Il est condamné à tout dire et doit rassembler le peu de force qui lui reste.
- En 1979, la veille de Noël …
Elle devine ce qu’il va dire.
- …Elle m’a quitté. Fauché par un camion fou … en emportant avec elle … notre bébé..
C’est Elle qui se met à déglutir avec difficulté. Si c’était vrai, ce serait … impressionnant.
Il semble sincère, si triste.
- Comment ? Il s’approche si près qu’elle sent son souffle faire vibrer ses cils.
…avez-vous pu … décrire cette scène, aussi … précisément ?
Elle recule doucement - Certains appellent cela le hasard.
- Impossible ! Il hausse le ton, pas avec tant de détails ! Des choses que je n’ai eu la force de raconter à personne ! Pas même à mon psy ! C’est comme si vous y étiez !
Il a du se faire menaçant sans s’en apercevoir. Mouss vient le tirer par l’épaule.
- Eh là ! Qu’est-ce qui se passe par ici ? !
- Pardon. Il lève les deux mains en signe de reddition.
- Excusez moi. Vraiment. Je vous fais peur … Excusez moi. Il se calme.
Elle reste muette mais congédie le garçon d’un regard. Il les laisse, dépité.
- J’ai l’air d’un vieux fou, je suis désolé …
- Non. Elle s’approche, compatissante. Vous avez juste l’air de souffrir.
- Vous le croirez si vous voulez, il y a encore quelques heures, je nageais dans le bonheur, jusqu’à ce je tombe … sur votre livre.
Il soupire, des larmes embuent ses yeux d’ambre.
- Vous … Elle hésite. Vous avez tout vu ?
- Ca c’est passé sous mes yeux. Il n’a pas desserré la mâchoire. Je n’ai rien pu faire.
Il essuie son œil gauche d’une paume tremblante. – Et vous ? Comment avez-vous … su ?
Elle hausse les épaules et tente d’exprimer son ignorance par une moue incrédule. Elle a envie de pleurer, elle aussi.
- Je suis désolée …
- Ca n’est pas votre faute.
- Qu’est-ce que je peux faire ? Qu’attendez-vous de moi, au juste ?
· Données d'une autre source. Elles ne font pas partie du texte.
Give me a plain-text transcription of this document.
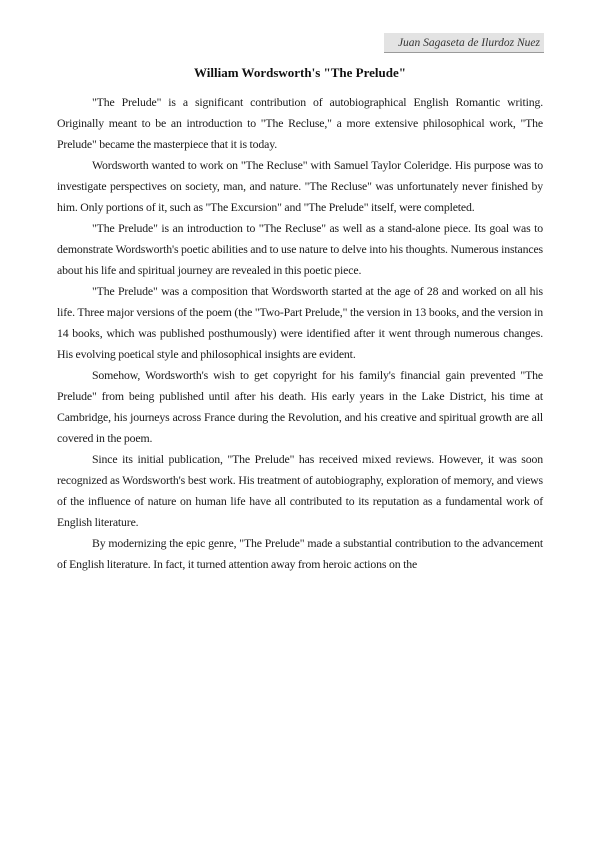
Juan Sagaseta de Ilurdoz Nuez
William Wordsworth's "The Prelude"

"The Prelude" is a significant contribution of autobiographical English Romantic writing. Originally meant to be an introduction to "The Recluse," a more extensive philosophical work, "The Prelude" became the masterpiece that it is today.

Wordsworth wanted to work on "The Recluse" with Samuel Taylor Coleridge. His purpose was to investigate perspectives on society, man, and nature. "The Recluse" was unfortunately never finished by him. Only portions of it, such as "The Excursion" and "The Prelude" itself, were completed.

"The Prelude" is an introduction to "The Recluse" as well as a stand-alone piece. Its goal was to demonstrate Wordsworth's poetic abilities and to use nature to delve into his thoughts. Numerous instances about his life and spiritual journey are revealed in this poetic piece.

"The Prelude" was a composition that Wordsworth started at the age of 28 and worked on all his life. Three major versions of the poem (the "Two-Part Prelude," the version in 13 books, and the version in 14 books, which was published posthumously) were identified after it went through numerous changes. His evolving poetical style and philosophical insights are evident.

Somehow, Wordsworth's wish to get copyright for his family's financial gain prevented "The Prelude" from being published until after his death. His early years in the Lake District, his time at Cambridge, his journeys across France during the Revolution, and his creative and spiritual growth are all covered in the poem.

Since its initial publication, "The Prelude" has received mixed reviews. However, it was soon recognized as Wordsworth's best work. His treatment of autobiography, exploration of memory, and views of the influence of nature on human life have all contributed to its reputation as a fundamental work of English literature.

By modernizing the epic genre, "The Prelude" made a substantial contribution to the advancement of English literature. In fact, it turned attention away from heroic actions on the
Il doit prendre une nouvelle fois une profonde inspiration avant de plonger.
- Je voudrais tout savoir. Qui vous êtes, ce que vous faîtes …
J’aimerais … rencontrer votre mère … lui parler … savoir …
Il s’emballe, elle doit le freiner - Hé ! Hé ! Attendez.
Elle pose ses mains sur les siennes. Elle veut l’apaiser. Il est brûlant de fièvre.
- Calmez-vous, dit-elle simplement, je ferais ce que je pourrais.
- Vraiment ?
- Vraiment.
Il s’apaise.
- Ecoutez, je ne peux pas rester très longtemps, il va falloir …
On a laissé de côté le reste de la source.